Einem interdisziplinären Münchner Forschungsteam ist es unter der Federführung von Wissenschaftlern der TUM erstmals gelungen, das mutierte Dystrophin-Gen bei lebenden Schweinen zu korrigieren. Um den fehlerhaften Genabschnitt aus der DNA der Muskel- und Herzzellen der Tiere herauszuschneiden, modifizierten die Forscher die Genschere Crispr-Cas9. „Diese Genschere ist sehr effizient, sie hat spezifisch das Dystrophin-Gen korrigiert“, sagt Prof. Wolfgang Wurst, Entwicklungsgenetiker an der TUM und am Helmholtz Zentrum München. Das durch den Gendefekt unlesbar gewordene Gen konnte wieder sinnvoll abgelesen werden, wodurch eine erfolgreiche Proteinbiosynthese möglich wurde. Durch das nun verkürzt, jedoch stabil gebildete Dystrophinprotein verbesserte sich die Muskelfunktion. Die therapierten Tiere waren weniger anfällig für Herzrhythmus-Störungen und hatten eine höhere Lebenserwartung als erkrankte Tiere, die nicht therapiert wurden.

Unsere Ergebnisse sind deshalb so vielversprechend, weil wir einen therapeutischen Erfolg nun bei einem kliniknahen Modell nachweisen konnten

Maggie Walter

„Muskel- und Herzzellen sind langlebige Zellverbände. Die Hälfte aller Herzmuskelzellen bleiben von der Geburt über den gesamten Lebenszyklus eines Menschen funktional“, sagt Prof. Christian Kupatt, Kardiologe am Klinikum rechts der Isar der TUM. „Das Genom einer Zelle wird so lange für die Proteinbiosynthese genutzt, wie die Zelle lebt, und einmal mit der Therapie erreichte Zellen bleiben korrigiert.

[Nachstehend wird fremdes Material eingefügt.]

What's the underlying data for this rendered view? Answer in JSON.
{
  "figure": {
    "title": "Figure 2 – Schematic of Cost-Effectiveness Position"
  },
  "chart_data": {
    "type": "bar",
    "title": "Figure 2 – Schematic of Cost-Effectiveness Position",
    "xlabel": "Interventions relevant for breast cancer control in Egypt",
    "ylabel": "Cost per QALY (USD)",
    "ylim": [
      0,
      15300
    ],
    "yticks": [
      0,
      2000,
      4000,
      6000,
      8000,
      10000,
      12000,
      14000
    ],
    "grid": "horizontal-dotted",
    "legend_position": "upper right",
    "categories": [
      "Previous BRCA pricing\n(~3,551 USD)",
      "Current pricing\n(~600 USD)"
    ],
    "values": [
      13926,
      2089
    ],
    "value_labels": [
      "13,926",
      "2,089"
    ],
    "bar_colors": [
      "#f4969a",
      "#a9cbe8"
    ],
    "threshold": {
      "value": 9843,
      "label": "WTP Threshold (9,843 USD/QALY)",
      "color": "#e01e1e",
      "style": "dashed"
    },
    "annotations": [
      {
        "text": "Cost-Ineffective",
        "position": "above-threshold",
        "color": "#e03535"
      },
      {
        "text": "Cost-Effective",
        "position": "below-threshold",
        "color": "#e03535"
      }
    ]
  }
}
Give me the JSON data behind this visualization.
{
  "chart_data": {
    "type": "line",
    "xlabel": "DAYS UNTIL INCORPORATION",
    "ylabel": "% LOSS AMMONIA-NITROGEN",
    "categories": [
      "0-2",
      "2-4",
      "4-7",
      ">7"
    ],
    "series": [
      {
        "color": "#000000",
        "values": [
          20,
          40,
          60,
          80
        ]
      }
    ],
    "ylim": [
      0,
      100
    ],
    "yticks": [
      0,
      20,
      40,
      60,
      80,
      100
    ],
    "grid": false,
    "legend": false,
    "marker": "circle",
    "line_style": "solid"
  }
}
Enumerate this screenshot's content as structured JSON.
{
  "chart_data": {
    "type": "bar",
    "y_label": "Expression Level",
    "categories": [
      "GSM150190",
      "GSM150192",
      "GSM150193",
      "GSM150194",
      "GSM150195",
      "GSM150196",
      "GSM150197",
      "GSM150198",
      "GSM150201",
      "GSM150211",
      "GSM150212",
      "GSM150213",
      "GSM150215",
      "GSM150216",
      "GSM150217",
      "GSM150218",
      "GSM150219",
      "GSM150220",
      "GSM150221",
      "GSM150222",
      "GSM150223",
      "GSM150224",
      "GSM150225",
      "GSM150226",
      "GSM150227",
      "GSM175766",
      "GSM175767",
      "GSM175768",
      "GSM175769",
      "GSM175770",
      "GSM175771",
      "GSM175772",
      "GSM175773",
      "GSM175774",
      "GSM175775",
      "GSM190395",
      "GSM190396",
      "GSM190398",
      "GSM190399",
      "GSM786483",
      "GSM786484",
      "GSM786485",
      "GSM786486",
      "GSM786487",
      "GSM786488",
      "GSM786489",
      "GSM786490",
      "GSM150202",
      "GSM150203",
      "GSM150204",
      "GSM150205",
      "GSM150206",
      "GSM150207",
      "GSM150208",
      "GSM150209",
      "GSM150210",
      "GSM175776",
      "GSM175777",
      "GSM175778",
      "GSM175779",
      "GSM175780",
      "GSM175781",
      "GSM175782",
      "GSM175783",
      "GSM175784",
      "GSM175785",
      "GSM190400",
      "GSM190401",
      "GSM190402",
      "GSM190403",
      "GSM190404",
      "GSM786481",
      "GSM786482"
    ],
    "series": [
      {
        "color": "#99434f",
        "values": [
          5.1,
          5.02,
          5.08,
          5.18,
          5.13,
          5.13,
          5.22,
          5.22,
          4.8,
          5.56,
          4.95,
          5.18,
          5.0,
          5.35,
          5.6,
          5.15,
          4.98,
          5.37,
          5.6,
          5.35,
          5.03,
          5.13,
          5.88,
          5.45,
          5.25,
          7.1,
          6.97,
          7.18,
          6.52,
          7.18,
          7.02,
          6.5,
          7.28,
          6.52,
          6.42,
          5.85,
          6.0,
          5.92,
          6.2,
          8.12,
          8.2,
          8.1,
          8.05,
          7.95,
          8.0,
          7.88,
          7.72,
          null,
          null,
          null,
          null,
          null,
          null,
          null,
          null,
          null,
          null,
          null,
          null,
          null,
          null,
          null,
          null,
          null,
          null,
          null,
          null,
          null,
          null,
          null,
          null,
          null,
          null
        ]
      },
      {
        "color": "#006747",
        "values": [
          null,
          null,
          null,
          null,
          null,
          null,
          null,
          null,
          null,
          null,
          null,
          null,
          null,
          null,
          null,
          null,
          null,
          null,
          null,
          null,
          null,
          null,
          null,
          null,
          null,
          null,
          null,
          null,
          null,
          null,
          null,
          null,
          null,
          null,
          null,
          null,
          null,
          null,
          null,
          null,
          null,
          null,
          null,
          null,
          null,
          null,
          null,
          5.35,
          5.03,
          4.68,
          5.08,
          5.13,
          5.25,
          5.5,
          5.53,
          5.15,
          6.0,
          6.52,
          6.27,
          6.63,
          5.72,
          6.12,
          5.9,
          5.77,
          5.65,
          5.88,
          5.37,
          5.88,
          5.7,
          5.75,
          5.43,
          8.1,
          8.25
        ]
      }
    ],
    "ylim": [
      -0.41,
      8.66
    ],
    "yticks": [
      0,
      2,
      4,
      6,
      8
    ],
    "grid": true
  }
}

Verändern wir also das Genom einer Herzmuskelzelle, hat die Korrektur im Unterschied zu bisherigen Therapien einen langfristigen Erfolg.“

In der Vergangenheit ist der für das Dystrophinprotein verantwortliche Genabschnitt bereits erfolgreich korrigiert worden – allerdings am Mausmodell und an anderen Tiermodellen. „Unsere Ergebnisse sind deshalb so vielversprechend, weil wir einen therapeutischen Erfolg nun bei einem kliniknahen Modell nachweisen konnten“, sagt Prof. Maggie Walter, Neurologin am Klinikum der LMU. Das Schweinemodell stimmt in wichtigen biochemischen, klinischen und pathologischen Veränderungen mit der Duchenne-Muskeldystrophie beim Menschen überein. „Da die Erkrankung an unserem Schweinemodell schneller fortschreitet, konnten wir die Wirksamkeit von therapeutischen Ansätzen in einem überschaubaren Zeiträumen prüfen“, sagt Prof. Eckhard Wolf, Veterinärmediziner an der LMU.